Incredibly, the UK government has finally got its act together and managed to vaccinate some 25 million people (yes, the population of Australia) in only 100 days while the EU has been lagging and claims Britain is withholding vital vaccine exports to Europe.

To sum up the vaccine wars: the UK has been successfully producing AstraZeneca vaccines and has contracts to send them to Europe while the majority of the vaccines exported from the EU to the UK have been made by Pfizer, which distributes globally from Europe. The EU has already blocked one export request of 250,000 Oxford AstraZeneca doses from Italy to Australia.

While Brussels’ desperate and heavy-handed response has brought no end of smugness to the Brexit brigade in Britain, the broader international implications are enormous.

There are the obvious immediate health issues, “life and death” as the EU is warning, but it is a timely reminder of the dangers of protectionism of any kind and how quickly the rules-based order can deteriorate.

And it’s not like we haven’t had plenty of warning during the pandemic of the “every country for itself” approach — who can forget China buying up PPE from around the world.

A year ago the Australian government had a stark warning that we would need to ramp up local supply chains, especially local vaccine manufacturing capability. Thankfully biotech company CSL seems to have the ball rolling, despite some initial hiccups with AstraZeneca production.

(It probably helps that a key AstraZeneca executive actually lives in Australia.)

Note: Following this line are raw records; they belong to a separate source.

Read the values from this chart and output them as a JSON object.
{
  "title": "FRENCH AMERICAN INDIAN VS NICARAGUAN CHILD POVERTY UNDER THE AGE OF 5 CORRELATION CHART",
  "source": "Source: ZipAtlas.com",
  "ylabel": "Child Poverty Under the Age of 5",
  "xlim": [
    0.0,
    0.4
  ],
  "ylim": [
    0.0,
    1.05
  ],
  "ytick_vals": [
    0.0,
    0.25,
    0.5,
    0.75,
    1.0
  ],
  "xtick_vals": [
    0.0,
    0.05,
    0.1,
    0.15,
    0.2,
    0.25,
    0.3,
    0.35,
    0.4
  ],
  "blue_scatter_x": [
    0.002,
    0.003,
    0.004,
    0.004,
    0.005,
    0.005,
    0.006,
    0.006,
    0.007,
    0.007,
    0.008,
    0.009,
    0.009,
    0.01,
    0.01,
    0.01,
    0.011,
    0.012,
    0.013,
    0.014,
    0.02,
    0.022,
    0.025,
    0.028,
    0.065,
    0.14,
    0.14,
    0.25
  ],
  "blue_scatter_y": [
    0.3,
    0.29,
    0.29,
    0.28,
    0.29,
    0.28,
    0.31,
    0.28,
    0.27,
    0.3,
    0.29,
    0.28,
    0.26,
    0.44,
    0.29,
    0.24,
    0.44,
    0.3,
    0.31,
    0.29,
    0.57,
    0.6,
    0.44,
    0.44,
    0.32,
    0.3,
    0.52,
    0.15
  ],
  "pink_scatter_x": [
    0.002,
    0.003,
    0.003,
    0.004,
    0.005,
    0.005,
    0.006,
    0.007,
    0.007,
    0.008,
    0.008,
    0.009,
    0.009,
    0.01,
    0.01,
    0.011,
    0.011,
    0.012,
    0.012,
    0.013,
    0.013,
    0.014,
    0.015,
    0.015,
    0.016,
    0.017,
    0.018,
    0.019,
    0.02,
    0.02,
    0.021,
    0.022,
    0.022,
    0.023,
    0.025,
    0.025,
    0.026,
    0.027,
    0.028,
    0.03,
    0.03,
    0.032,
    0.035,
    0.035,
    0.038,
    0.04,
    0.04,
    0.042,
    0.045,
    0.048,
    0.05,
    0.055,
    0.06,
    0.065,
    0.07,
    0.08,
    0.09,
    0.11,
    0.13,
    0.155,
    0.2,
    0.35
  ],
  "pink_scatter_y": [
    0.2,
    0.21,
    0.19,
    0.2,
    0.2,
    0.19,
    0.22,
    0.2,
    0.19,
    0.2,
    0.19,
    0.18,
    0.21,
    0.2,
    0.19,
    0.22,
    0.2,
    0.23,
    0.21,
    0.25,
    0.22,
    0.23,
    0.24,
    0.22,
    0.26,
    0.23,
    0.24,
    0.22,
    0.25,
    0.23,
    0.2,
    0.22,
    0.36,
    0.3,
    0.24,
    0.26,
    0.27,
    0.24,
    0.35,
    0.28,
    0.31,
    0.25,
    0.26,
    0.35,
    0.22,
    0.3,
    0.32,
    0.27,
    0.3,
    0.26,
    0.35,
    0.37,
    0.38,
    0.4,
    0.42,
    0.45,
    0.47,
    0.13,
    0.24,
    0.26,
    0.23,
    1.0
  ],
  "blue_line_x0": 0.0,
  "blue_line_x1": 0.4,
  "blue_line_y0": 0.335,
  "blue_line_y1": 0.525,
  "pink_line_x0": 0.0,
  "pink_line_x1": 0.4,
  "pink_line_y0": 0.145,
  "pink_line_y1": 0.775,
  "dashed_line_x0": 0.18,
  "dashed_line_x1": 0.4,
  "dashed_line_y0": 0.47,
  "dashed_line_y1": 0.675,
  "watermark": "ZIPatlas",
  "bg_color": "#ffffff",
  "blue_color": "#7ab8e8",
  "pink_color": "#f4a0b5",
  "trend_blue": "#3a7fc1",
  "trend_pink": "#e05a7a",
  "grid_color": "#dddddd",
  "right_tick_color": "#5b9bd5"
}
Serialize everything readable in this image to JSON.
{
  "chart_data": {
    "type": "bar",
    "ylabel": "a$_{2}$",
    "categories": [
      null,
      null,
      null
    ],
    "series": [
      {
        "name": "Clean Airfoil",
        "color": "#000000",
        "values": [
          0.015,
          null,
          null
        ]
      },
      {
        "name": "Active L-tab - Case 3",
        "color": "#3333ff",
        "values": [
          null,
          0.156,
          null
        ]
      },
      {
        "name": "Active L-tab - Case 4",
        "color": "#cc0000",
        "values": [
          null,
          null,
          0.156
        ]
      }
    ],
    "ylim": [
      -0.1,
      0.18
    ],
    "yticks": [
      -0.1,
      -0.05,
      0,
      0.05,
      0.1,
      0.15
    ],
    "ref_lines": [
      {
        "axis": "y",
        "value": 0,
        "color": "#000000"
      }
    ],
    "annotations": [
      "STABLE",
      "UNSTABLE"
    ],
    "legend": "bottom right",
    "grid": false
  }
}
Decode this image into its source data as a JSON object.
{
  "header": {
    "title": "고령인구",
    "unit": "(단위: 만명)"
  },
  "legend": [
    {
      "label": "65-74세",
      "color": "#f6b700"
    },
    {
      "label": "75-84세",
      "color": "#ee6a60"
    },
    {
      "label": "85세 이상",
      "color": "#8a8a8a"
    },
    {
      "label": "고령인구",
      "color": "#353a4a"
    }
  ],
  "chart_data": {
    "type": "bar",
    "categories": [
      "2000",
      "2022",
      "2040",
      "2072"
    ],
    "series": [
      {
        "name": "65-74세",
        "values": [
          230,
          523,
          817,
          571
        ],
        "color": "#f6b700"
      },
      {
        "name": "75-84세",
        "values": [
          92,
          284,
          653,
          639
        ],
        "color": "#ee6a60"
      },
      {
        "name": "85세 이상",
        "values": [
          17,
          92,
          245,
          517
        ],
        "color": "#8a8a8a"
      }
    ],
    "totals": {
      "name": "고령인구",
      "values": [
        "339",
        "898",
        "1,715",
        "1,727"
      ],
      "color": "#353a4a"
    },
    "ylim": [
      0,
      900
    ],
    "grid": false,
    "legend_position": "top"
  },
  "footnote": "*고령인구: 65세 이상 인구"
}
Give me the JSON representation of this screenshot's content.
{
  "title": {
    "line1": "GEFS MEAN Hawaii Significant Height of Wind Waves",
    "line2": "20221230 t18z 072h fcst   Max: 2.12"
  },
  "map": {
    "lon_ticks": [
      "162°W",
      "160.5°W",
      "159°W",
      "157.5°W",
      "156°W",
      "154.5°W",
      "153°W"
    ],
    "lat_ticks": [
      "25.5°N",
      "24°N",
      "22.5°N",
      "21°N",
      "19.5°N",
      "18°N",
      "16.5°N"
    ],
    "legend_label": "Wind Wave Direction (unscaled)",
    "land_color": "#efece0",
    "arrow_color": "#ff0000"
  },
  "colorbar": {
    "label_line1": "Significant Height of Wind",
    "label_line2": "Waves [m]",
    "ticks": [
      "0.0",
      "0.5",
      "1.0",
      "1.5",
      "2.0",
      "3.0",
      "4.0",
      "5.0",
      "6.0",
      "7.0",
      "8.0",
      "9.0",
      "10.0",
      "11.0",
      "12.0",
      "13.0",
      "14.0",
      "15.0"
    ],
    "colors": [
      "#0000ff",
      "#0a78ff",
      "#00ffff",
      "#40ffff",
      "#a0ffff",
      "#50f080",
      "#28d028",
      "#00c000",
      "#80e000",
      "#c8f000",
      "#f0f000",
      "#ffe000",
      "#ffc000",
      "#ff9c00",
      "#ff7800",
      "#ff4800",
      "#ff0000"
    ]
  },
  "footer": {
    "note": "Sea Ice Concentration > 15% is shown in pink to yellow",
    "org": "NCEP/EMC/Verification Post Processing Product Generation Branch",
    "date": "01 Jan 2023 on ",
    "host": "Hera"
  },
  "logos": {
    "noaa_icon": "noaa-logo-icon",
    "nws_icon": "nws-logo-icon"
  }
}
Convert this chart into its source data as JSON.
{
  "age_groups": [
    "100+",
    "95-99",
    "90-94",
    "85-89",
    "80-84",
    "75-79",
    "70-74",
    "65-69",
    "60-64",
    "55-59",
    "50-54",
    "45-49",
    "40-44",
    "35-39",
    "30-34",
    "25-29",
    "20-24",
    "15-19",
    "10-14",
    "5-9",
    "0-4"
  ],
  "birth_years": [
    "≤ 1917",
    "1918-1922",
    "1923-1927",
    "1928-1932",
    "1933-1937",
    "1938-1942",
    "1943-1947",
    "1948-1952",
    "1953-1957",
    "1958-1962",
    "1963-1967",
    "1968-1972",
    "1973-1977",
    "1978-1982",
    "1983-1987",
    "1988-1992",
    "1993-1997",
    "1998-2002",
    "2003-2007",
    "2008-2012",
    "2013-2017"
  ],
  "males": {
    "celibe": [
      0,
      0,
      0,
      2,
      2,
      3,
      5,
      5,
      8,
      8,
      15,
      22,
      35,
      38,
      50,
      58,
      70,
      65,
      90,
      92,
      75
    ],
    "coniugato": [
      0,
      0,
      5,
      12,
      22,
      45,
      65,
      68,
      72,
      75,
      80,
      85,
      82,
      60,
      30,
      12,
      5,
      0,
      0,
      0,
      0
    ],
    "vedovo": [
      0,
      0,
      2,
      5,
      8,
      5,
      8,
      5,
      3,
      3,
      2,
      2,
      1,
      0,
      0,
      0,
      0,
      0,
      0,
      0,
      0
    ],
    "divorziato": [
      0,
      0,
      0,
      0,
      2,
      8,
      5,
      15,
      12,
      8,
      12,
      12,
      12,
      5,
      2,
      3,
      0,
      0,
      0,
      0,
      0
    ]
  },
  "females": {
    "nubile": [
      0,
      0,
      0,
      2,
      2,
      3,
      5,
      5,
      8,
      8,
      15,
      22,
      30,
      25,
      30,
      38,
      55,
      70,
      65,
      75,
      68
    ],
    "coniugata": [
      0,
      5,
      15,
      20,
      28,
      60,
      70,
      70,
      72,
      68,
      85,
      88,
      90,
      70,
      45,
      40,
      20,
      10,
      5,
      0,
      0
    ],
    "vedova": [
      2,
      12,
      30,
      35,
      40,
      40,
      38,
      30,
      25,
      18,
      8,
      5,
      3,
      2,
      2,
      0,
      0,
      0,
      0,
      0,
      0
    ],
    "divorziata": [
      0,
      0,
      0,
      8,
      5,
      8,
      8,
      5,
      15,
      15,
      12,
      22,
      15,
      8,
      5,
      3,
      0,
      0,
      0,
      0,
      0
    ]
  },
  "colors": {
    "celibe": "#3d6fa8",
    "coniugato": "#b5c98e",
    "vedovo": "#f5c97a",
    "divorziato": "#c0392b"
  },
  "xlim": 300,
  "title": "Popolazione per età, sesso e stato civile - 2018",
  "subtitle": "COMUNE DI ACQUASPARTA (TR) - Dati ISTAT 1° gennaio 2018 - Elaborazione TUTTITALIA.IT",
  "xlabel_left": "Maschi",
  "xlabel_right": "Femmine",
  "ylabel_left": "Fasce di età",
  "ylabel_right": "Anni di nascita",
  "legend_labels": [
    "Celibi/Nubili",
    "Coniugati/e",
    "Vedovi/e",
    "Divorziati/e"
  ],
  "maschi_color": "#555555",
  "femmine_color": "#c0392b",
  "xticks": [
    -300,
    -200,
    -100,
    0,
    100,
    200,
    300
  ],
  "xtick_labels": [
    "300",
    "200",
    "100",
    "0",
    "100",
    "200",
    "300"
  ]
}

The EU crisis is a timely reminder of why more action is needed here now. Only last month in a pre-budget submission to the federal government the Australian Academy of Science warned we would be more at risk of global vaccination shortages unless onshore manufacturing capabilities are increased.

Incredible that the nation’s leading scientists saw it coming. Not so incredible that the Morrison government has merely done a warmed-over press release for a $1.5 billion modern manufacturing strategy without addressing the call for more funding, specifically for locally produced vaccines.

It has the chance to address that in the upcoming budget, but with the EU vaccine war escalating and the Australian rollout slowly underway, let’s hope it don’t wait until the next crisis.